Woman eating salad from container
Photo (c) Westend61 - Getty Images
Several studies have found that shift workers tend to have an increased risk of several health concerns, including cancer. Now, a new study conducted by researchers from the National Heart, Lung, and Blood Institute found that eating meals during the day, rather than in the middle of the night, may lower the risk of poor health outcomes for overnight shift workers. 

The experts say shift workers who eat their meals during the day are less likely to experience spikes in glucose levels, which can contribute to metabolic health risks. 

“This study reinforces the notion that when you eat matters for determining health outcomes such as blood sugar levels, which are relevant for night workers as they typically eat at night while on shift,” said researcher Dr. Sarah L. Chellappa. 

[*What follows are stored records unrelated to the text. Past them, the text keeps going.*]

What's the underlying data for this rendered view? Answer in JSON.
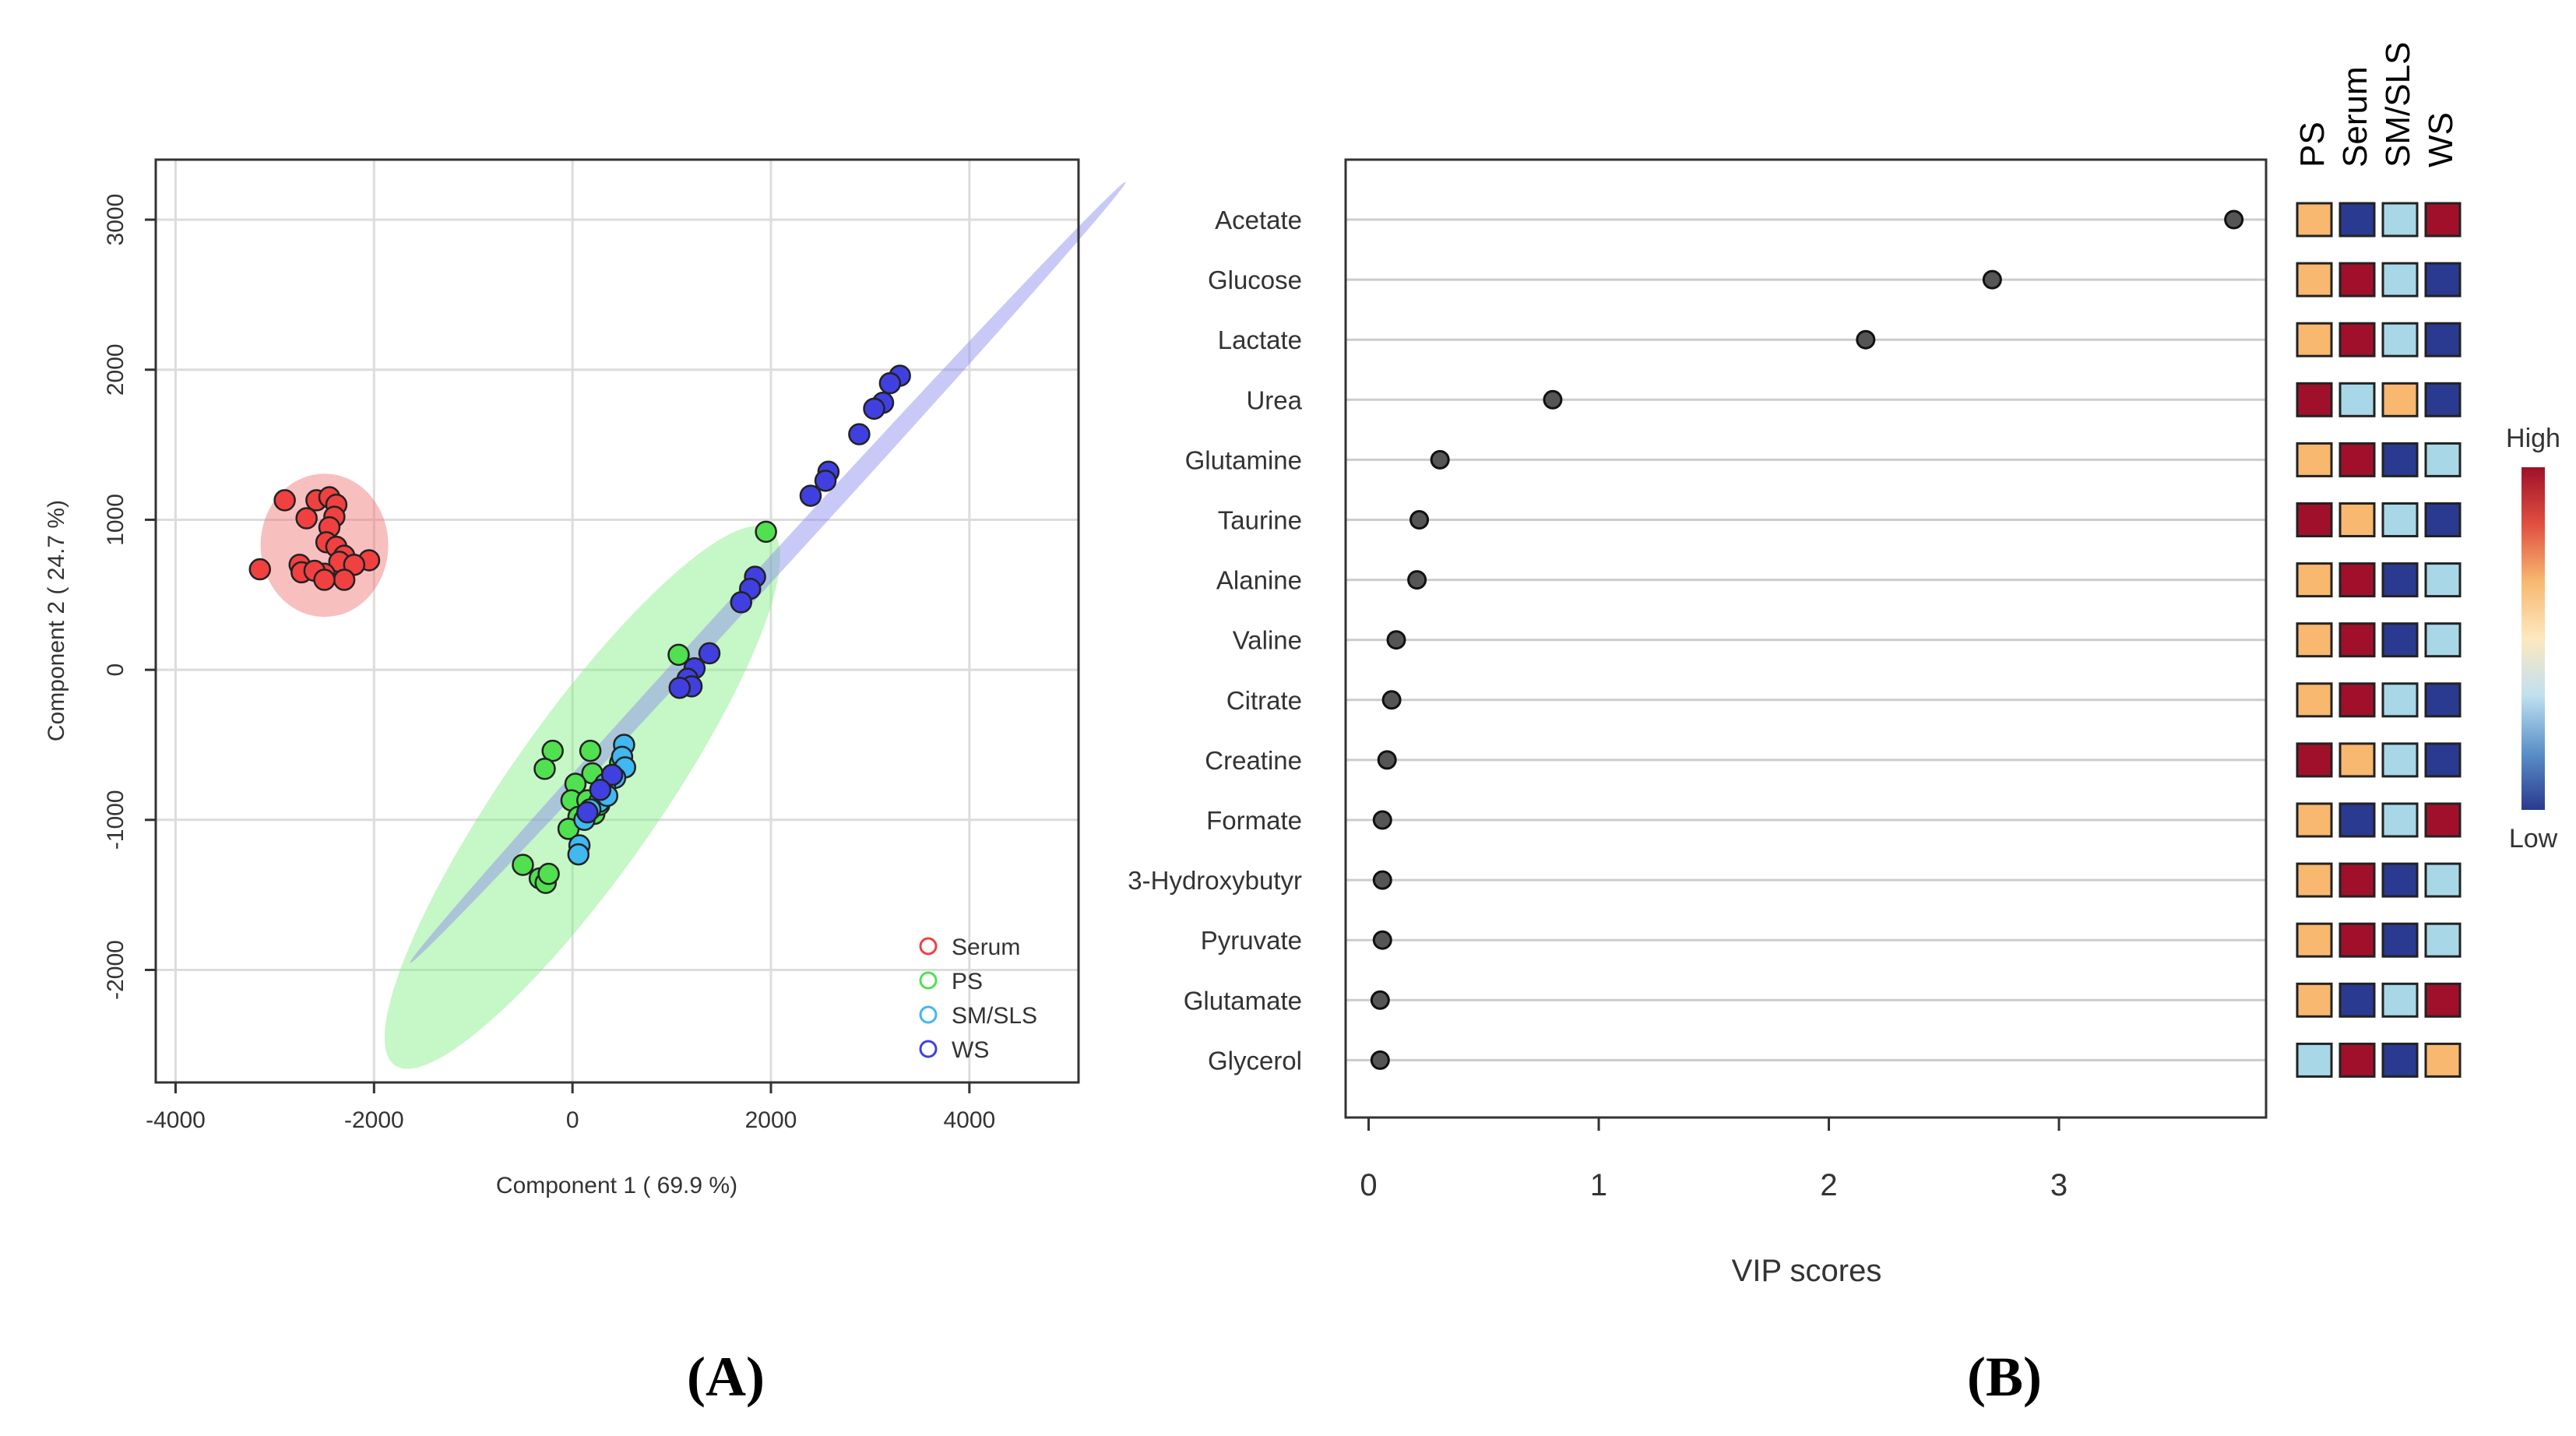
{
  "chart_data": [
    {
      "panel": "A",
      "type": "scatter",
      "title": "",
      "xlabel": "Component 1 ( 69.9 %)",
      "ylabel": "Component 2 ( 24.7 %)",
      "xlim": [
        -4200,
        5100
      ],
      "ylim": [
        -2750,
        3400
      ],
      "xticks": [
        -4000,
        -2000,
        0,
        2000,
        4000
      ],
      "yticks": [
        -2000,
        -1000,
        0,
        1000,
        2000,
        3000
      ],
      "grid": true,
      "legend_position": "bottom-right",
      "series": [
        {
          "name": "Serum",
          "color": "#f04040",
          "points": [
            {
              "x": -2900,
              "y": 1130
            },
            {
              "x": -2580,
              "y": 1130
            },
            {
              "x": -2450,
              "y": 1150
            },
            {
              "x": -2380,
              "y": 1100
            },
            {
              "x": -2680,
              "y": 1010
            },
            {
              "x": -2400,
              "y": 1020
            },
            {
              "x": -2450,
              "y": 950
            },
            {
              "x": -2480,
              "y": 850
            },
            {
              "x": -2380,
              "y": 820
            },
            {
              "x": -2300,
              "y": 760
            },
            {
              "x": -2050,
              "y": 730
            },
            {
              "x": -2350,
              "y": 720
            },
            {
              "x": -2750,
              "y": 700
            },
            {
              "x": -2200,
              "y": 700
            },
            {
              "x": -3150,
              "y": 670
            },
            {
              "x": -2730,
              "y": 650
            },
            {
              "x": -2500,
              "y": 640
            },
            {
              "x": -2600,
              "y": 660
            },
            {
              "x": -2300,
              "y": 600
            },
            {
              "x": -2500,
              "y": 600
            }
          ]
        },
        {
          "name": "PS",
          "color": "#50e050",
          "points": [
            {
              "x": 1950,
              "y": 920
            },
            {
              "x": 1070,
              "y": 100
            },
            {
              "x": -200,
              "y": -540
            },
            {
              "x": 180,
              "y": -540
            },
            {
              "x": -280,
              "y": -660
            },
            {
              "x": 200,
              "y": -690
            },
            {
              "x": 30,
              "y": -760
            },
            {
              "x": -10,
              "y": -870
            },
            {
              "x": 150,
              "y": -870
            },
            {
              "x": 60,
              "y": -980
            },
            {
              "x": -40,
              "y": -1060
            },
            {
              "x": 220,
              "y": -960
            },
            {
              "x": 480,
              "y": -620
            },
            {
              "x": -500,
              "y": -1300
            },
            {
              "x": -330,
              "y": -1390
            },
            {
              "x": -270,
              "y": -1420
            },
            {
              "x": -240,
              "y": -1360
            },
            {
              "x": 270,
              "y": -900
            }
          ]
        },
        {
          "name": "SM/SLS",
          "color": "#40b8f0",
          "points": [
            {
              "x": 520,
              "y": -500
            },
            {
              "x": 500,
              "y": -580
            },
            {
              "x": 530,
              "y": -650
            },
            {
              "x": 430,
              "y": -720
            },
            {
              "x": 330,
              "y": -760
            },
            {
              "x": 270,
              "y": -880
            },
            {
              "x": 180,
              "y": -930
            },
            {
              "x": 120,
              "y": -1000
            },
            {
              "x": 70,
              "y": -1170
            },
            {
              "x": 60,
              "y": -1230
            },
            {
              "x": 350,
              "y": -840
            }
          ]
        },
        {
          "name": "WS",
          "color": "#4040e0",
          "points": [
            {
              "x": 3300,
              "y": 1960
            },
            {
              "x": 3200,
              "y": 1910
            },
            {
              "x": 3130,
              "y": 1780
            },
            {
              "x": 3040,
              "y": 1740
            },
            {
              "x": 2890,
              "y": 1570
            },
            {
              "x": 2580,
              "y": 1320
            },
            {
              "x": 2550,
              "y": 1260
            },
            {
              "x": 2400,
              "y": 1160
            },
            {
              "x": 1840,
              "y": 620
            },
            {
              "x": 1790,
              "y": 540
            },
            {
              "x": 1700,
              "y": 450
            },
            {
              "x": 1380,
              "y": 110
            },
            {
              "x": 1230,
              "y": 10
            },
            {
              "x": 1160,
              "y": -60
            },
            {
              "x": 1200,
              "y": -110
            },
            {
              "x": 1080,
              "y": -120
            },
            {
              "x": 400,
              "y": -700
            },
            {
              "x": 280,
              "y": -800
            },
            {
              "x": 150,
              "y": -950
            }
          ]
        }
      ],
      "ellipses": [
        {
          "series": "Serum",
          "center_x": -2500,
          "center_y": 830,
          "color": "#f07070"
        },
        {
          "series": "PS",
          "center_x": 100,
          "center_y": -850,
          "color": "#80ee80"
        },
        {
          "series": "WS",
          "center_x": 1970,
          "center_y": 650,
          "color": "#8888ee"
        }
      ],
      "panel_label": "(A)"
    },
    {
      "panel": "B",
      "type": "dot",
      "xlabel": "VIP scores",
      "ylabel": "",
      "xlim": [
        -0.1,
        3.9
      ],
      "xticks": [
        0,
        1,
        2,
        3
      ],
      "categories": [
        "Acetate",
        "Glucose",
        "Lactate",
        "Urea",
        "Glutamine",
        "Taurine",
        "Alanine",
        "Valine",
        "Citrate",
        "Creatine",
        "Formate",
        "3-Hydroxybutyr",
        "Pyruvate",
        "Glutamate",
        "Glycerol"
      ],
      "values": [
        3.76,
        2.71,
        2.16,
        0.8,
        0.31,
        0.22,
        0.21,
        0.12,
        0.1,
        0.08,
        0.06,
        0.06,
        0.06,
        0.05,
        0.05
      ],
      "heatmap_columns": [
        "PS",
        "Serum",
        "SM/SLS",
        "WS"
      ],
      "heatmap_levels": [
        [
          3,
          0,
          2,
          4
        ],
        [
          3,
          4,
          2,
          0
        ],
        [
          3,
          4,
          2,
          0
        ],
        [
          4,
          2,
          3,
          0
        ],
        [
          3,
          4,
          0,
          2
        ],
        [
          4,
          3,
          2,
          0
        ],
        [
          3,
          4,
          0,
          2
        ],
        [
          3,
          4,
          0,
          2
        ],
        [
          3,
          4,
          2,
          0
        ],
        [
          4,
          3,
          2,
          0
        ],
        [
          3,
          0,
          2,
          4
        ],
        [
          3,
          4,
          0,
          2
        ],
        [
          3,
          4,
          0,
          2
        ],
        [
          3,
          0,
          2,
          4
        ],
        [
          2,
          4,
          0,
          3
        ]
      ],
      "level_colors": [
        "#2a3a90",
        "#7fb2d8",
        "#a8d8e8",
        "#f8b870",
        "#a0102a"
      ],
      "colorbar": {
        "high_label": "High",
        "low_label": "Low",
        "stops": [
          "#a0102a",
          "#e05040",
          "#f8b870",
          "#fde8c0",
          "#c0e0f0",
          "#5a90c8",
          "#2a3a90"
        ]
      },
      "dot_color": "#555555",
      "panel_label": "(B)"
    }
  ]
}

Avoiding nighttime meals can improve metabolic health

For the study, the researchers had 19 participants involved in a two-week night-work experiment that had them follow one of two different meal plans. One group ate their meals during daytime hours and the other group ate late at night. 

The study showed that the participants’ glucose levels varied based on when they ate their meals. Eating meals at night was linked with a 6% average spike in glucose levels, while this didn’t occur for those who ate during the day. The researchers said this is a cause for concern because high glucose levels can increase the risk for diabetes. 

The researchers say altering mealtimes could be helpful to overnight shift workers so that they can reduce these health risks.

“This is a rigorous and highly controlled laboratory study that demonstrates a potential intervention for the adverse metabolic effects associated with shift work, which is a known public health concern,” said researcher Marishka Brown, Ph.D. “We look forward to additional studies that confirm the results and begin to untangle the biological underpinnings of these findings.”